Agilan, a crane operator in a harbor in Chennai, and one of the close aid of this dock boss, Paranthaman, is our central character. He is a very ambitious guy, and his ambitions have only helped him create enemies on both sides of the smuggling business. The movie here shows us how Agilan completes a task given to him by Kapoor, a guy who runs all the dirty sea-route businesses, to get the title of “the King of the Indian Ocean.”

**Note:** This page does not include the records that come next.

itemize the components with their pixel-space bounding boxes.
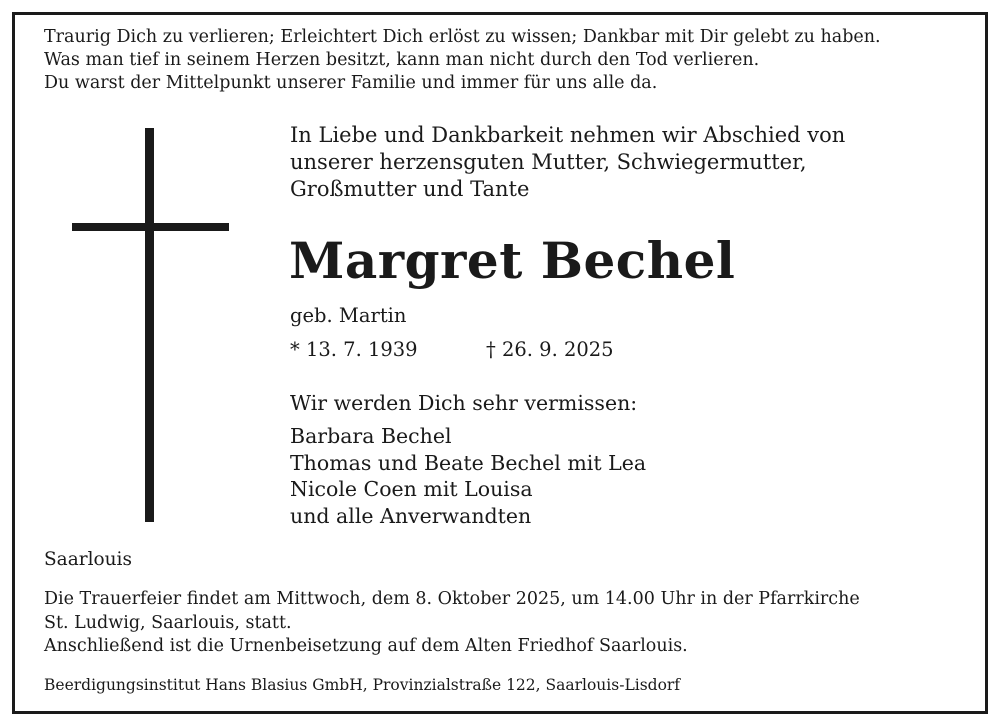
mourner-name: Barbara Bechel [290, 424, 452, 448]
place: Saarlouis [44, 549, 132, 570]
intro-line: Was man tief in seinem Herzen besitzt, kann man nicht durch den Tod verlieren. [44, 50, 760, 70]
service-info [44, 588, 860, 659]
farewell-line: In Liebe und Dankbarkeit nehmen wir Abschied von [290, 123, 846, 147]
intro-quote [44, 26, 964, 95]
farewell-line: Großmutter und Tante [290, 177, 530, 201]
farewell-text [290, 122, 845, 203]
farewell-line: unserer herzensguten Mutter, Schwiegermutter, [290, 150, 807, 174]
service-line: Anschließend ist die Urnenbeisetzung auf dem Alten Friedhof Saarlouis. [44, 636, 688, 656]
death-date: † 26. 9. 2025 [486, 338, 614, 361]
mourners-intro: Wir werden Dich sehr vermissen: [290, 391, 638, 415]
deceased-name: Margret Bechel [289, 231, 736, 290]
cross-horizontal-beam [72, 223, 229, 231]
mourner-name: und alle Anverwandten [290, 503, 532, 528]
funeral-home: Beerdigungsinstitut Hans Blasius GmbH, Provinzialstraße 122, Saarlouis-Lisdorf [44, 676, 681, 694]
cross-vertical-beam [145, 128, 154, 522]
birth-date: * 13. 7. 1939 [290, 338, 418, 361]
service-line: St. Ludwig, Saarlouis, statt. [44, 612, 292, 633]
mourner-name: Thomas und Beate Bechel mit Lea [290, 450, 647, 475]
intro-line: Traurig Dich zu verlieren; Erleichtert Dich erlöst zu wissen; Dankbar mit Dir gelebt zu haben. [44, 27, 881, 47]
born-name: geb. Martin [290, 304, 407, 327]
mourners-list [290, 423, 646, 529]
service-line: Die Trauerfeier findet am Mittwoch, dem 8. Oktober 2025, um 14.00 Uhr in der Pfarrkirche [44, 589, 860, 609]
mourner-name: Nicole Coen mit Louisa [290, 477, 533, 501]
intro-line: Du warst der Mittelpunkt unserer Familie und immer für uns alle da. [44, 73, 658, 93]
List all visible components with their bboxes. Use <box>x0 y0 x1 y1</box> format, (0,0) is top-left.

The whole Agilan worshipping and how they clubbed it with the Tamil sentiment somewhere reminded me of Hari’s Singam 3, where Suriya was called the “Indian Police” and was acknowledged by the police from various other countries. The poor level of conviction that was there in that movie is clearly there in Agilan, which makes it a tiring and unintentionally funny film. The first half is so focused on making Agilan some kind of an Anti-Hero that Kalyanakrishnan’s wild imagination goes on and on without limits. Seeing the interval block, I was like, “Okay. What’s the conflict?”
In the second half, everything goes old school, and Agilan explains his past. And it becomes your cliched Tamil action film where the hero gives you a speech about rising prices of essential materials, how mafias control it, etc. The back and forth in the second half is so much that you just lose track of what the movie was trying to say. You have Agilan’s father’s story, then you have Agilan dealing with some backstabbers. There is even a moment where Agilan gets shot by his enemies and is put in the ocean. But a few minutes later, he returned with an arm sling pouch on a boat. The way Kalyanakrishnan tosses logic in this film is very atrocious. I want to know how he convinced Jayam Ravi to go ahead with this concept, which practically looks like a 2-hour long setup to crack one mass-euphoric scene. It seems like every director nowadays is asking Sam CS to give something similar to Vikram Vedha, and it’s becoming repetitive.
Jayam Ravi, in his typical style, tries his best to make Agilan and Nandha genuine characters. But with a shoddy script like this that just doesn’t want to look coherent, Ravi’s efforts are never enough to make us forget about the outlandishness of the writing. Priya Bhavani Shankar, as Inspector Madhavi, is a pointless character. Thankfully, there are no songs of this pair in this movie. Chirag Jani, as Inspector Gokul, is smoldering from beginning to end. Hareesh Peradi, Harish Uthaman, and Tarun Arora play these animated caricature-like bad guys.
Having a very ambitious and bizarre thought about the marine gangster world is definitely not a crime. But if you don’t have clarity on what you wish to say and if your making lacks conviction, then making an audience sit through something like that feels pretty much like abuse on a psychological level.
If you don't have clarity on what you wish to say and if your making lacks conviction, then making an audience sit through something like that feels pretty much like abuse on a psychological level.